Archives / Mac

Year: 1992

Director: John Turturro
Writer: John Turturro and Brandon Cole
Cinematographer: Ron Fortunato
Cast: John Turturro, Ellen Barkin, Michael Badalucco
Running Time: 117 min.

John Turturro is best known as a character actor in films ranging from the
Coen brothers’ Big Lebowski to Michael Bay’s recent blockbuster
Transformers, but over the past fifteen years he has also crafted a
reputation as a director of artistically ambitious, independent American
cinema. With Turturro as director, co-writer and star, Mac marked an
auspicious filmmaking debut, displaying the actor’s talent on both sides of
the camera. For this film, Turturro drew on memories of his own father, a contractor in
Queens during the post-World War Two housing boom. Mac tells the story of
Niccolo “Mac” Vitelli, an Italian American carpenter whose high standards
and personal integrity lead him to start his own construction business.

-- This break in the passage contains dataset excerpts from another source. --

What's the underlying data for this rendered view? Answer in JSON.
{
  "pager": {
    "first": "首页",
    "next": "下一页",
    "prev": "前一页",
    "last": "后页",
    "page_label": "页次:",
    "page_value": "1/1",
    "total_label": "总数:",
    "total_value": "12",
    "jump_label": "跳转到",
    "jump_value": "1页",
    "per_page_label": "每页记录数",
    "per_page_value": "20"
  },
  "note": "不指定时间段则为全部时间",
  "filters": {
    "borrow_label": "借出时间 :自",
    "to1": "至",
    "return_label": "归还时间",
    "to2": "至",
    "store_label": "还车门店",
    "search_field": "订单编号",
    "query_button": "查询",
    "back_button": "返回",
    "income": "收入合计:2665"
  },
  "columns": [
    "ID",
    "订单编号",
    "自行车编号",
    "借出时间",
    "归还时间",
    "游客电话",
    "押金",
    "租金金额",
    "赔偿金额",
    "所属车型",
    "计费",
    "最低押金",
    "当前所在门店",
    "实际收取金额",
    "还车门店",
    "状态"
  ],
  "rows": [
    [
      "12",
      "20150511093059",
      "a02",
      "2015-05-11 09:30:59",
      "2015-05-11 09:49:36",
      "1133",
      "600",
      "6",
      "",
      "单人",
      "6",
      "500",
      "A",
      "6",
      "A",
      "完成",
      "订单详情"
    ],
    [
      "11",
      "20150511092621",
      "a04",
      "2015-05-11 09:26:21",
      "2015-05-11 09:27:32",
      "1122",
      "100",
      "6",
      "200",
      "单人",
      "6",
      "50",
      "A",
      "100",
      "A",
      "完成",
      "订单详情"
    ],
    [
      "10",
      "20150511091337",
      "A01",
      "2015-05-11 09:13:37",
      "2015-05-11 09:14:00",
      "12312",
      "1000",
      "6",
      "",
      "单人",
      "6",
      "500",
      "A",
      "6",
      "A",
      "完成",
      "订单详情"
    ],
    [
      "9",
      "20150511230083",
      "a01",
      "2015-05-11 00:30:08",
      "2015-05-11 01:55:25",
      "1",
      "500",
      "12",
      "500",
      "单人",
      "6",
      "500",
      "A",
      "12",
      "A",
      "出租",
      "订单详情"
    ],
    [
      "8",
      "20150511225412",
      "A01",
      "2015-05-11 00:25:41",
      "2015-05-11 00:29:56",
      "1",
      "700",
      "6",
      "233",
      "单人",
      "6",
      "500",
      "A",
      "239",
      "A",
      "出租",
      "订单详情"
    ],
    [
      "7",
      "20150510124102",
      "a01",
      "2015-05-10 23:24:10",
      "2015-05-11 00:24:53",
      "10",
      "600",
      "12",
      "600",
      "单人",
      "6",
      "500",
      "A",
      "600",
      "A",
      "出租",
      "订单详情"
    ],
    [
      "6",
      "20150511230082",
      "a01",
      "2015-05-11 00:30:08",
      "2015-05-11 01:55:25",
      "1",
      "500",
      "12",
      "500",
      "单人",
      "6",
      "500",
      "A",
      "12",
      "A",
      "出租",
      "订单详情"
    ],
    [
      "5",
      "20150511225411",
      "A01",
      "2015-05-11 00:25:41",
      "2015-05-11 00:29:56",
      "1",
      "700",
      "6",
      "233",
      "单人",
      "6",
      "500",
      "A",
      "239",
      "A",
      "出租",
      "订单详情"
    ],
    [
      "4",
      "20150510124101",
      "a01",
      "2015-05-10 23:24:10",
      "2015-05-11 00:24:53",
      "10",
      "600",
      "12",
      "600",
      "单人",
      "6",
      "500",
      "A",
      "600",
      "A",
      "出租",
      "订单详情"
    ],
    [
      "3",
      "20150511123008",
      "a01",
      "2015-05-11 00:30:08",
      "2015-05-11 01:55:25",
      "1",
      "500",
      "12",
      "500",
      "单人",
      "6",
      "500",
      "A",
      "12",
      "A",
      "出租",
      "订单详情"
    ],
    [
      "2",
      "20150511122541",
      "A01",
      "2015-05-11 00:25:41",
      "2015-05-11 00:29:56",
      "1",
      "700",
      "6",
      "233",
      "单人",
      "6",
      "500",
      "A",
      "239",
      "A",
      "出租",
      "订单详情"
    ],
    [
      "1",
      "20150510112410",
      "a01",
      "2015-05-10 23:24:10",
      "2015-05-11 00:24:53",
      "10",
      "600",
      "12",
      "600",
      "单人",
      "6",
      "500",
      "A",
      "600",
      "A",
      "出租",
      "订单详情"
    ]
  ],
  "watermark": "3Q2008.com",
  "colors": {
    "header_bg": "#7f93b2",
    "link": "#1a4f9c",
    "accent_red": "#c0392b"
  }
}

His
uncompromising devotion to work alienates him from his two brothers, wife
and son, but over time they come to view the fruits of his labor with pride.

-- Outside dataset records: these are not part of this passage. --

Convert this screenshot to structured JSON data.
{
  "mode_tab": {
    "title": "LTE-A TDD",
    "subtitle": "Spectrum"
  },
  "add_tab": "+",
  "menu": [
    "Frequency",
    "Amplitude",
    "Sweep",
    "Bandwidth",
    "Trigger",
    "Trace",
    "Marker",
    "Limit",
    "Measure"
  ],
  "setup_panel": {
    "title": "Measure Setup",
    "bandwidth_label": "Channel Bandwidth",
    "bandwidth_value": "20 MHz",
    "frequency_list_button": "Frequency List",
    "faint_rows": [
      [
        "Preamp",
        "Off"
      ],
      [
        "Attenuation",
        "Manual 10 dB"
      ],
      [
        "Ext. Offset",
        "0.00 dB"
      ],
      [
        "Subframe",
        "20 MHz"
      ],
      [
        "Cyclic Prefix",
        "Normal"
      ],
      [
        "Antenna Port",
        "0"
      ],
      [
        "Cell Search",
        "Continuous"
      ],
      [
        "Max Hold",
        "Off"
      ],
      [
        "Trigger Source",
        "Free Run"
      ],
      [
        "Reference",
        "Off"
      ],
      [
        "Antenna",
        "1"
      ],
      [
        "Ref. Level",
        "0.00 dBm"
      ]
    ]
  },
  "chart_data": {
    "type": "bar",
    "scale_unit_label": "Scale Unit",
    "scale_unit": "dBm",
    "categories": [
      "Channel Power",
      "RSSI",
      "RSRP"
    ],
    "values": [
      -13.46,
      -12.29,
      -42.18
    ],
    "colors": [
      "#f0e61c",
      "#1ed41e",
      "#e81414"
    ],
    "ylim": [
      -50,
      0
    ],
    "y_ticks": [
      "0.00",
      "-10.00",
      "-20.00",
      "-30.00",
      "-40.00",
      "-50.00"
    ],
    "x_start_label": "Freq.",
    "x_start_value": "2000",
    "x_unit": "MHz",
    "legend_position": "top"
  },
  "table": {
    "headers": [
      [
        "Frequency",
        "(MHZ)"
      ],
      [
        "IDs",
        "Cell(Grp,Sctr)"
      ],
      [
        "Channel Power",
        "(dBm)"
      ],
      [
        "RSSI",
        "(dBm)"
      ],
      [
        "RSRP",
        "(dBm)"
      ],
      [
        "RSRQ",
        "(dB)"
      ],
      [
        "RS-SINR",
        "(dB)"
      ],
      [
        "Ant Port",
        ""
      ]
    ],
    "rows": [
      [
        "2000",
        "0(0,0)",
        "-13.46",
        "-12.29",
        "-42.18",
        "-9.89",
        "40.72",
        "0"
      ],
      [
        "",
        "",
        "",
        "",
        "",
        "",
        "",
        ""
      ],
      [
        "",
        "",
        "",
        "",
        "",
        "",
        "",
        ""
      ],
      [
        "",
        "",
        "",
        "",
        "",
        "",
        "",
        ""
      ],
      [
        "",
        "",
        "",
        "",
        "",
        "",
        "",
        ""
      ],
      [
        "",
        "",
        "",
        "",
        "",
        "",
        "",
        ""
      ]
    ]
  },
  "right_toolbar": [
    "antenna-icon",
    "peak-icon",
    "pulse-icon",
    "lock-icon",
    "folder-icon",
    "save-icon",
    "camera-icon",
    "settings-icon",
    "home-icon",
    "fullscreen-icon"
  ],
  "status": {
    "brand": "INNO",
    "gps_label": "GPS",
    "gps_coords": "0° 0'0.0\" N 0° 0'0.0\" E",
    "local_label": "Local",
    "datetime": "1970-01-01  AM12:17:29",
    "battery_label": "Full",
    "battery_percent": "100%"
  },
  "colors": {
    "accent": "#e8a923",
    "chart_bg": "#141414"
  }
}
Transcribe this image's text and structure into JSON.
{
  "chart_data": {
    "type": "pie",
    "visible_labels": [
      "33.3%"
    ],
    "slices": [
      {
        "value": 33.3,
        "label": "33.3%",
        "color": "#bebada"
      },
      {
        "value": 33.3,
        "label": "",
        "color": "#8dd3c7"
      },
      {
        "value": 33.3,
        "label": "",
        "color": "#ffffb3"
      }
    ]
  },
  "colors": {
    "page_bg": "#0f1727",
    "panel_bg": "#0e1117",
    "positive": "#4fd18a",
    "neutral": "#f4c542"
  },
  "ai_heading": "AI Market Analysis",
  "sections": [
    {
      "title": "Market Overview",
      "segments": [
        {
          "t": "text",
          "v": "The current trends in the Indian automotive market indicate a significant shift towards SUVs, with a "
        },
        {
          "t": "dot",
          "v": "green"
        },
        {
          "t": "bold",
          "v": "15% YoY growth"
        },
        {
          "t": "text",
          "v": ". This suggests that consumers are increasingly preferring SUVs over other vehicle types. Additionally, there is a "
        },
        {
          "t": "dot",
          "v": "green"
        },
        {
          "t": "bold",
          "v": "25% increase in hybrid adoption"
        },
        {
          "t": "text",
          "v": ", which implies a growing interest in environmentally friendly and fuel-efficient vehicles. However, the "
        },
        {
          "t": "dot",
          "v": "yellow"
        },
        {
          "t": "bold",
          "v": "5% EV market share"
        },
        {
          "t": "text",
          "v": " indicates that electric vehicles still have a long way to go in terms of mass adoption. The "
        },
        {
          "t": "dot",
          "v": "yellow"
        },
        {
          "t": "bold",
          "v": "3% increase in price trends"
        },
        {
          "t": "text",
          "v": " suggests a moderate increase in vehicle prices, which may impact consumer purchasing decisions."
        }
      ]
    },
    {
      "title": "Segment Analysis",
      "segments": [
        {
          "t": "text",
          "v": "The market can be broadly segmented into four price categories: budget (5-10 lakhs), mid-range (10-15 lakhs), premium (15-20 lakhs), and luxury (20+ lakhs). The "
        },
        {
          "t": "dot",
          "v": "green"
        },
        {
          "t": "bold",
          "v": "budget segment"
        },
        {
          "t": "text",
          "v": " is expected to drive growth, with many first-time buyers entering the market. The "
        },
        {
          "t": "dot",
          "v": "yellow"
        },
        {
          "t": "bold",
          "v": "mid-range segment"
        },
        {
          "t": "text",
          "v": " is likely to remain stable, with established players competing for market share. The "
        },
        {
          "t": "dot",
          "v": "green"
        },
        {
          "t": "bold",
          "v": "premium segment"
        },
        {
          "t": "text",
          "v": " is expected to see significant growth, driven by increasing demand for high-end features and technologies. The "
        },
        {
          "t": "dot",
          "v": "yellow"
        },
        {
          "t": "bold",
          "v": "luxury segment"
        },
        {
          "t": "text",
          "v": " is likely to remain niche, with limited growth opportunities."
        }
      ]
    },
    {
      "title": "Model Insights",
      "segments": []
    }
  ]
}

The film’s portrait of 1950s working-class New York is realistic yet
lyrical, and Turturro’s vibrant performance makes the tough, driven “Mac”
Vitelli impossible to forget. Roger Ebert writes, “Mac can be a hard man to live with, but he represents something real in the modern American character, and at the end of the film we feel that Mac’s qualities are needed in an age when people would rather
make money out of money than houses out of lumber.”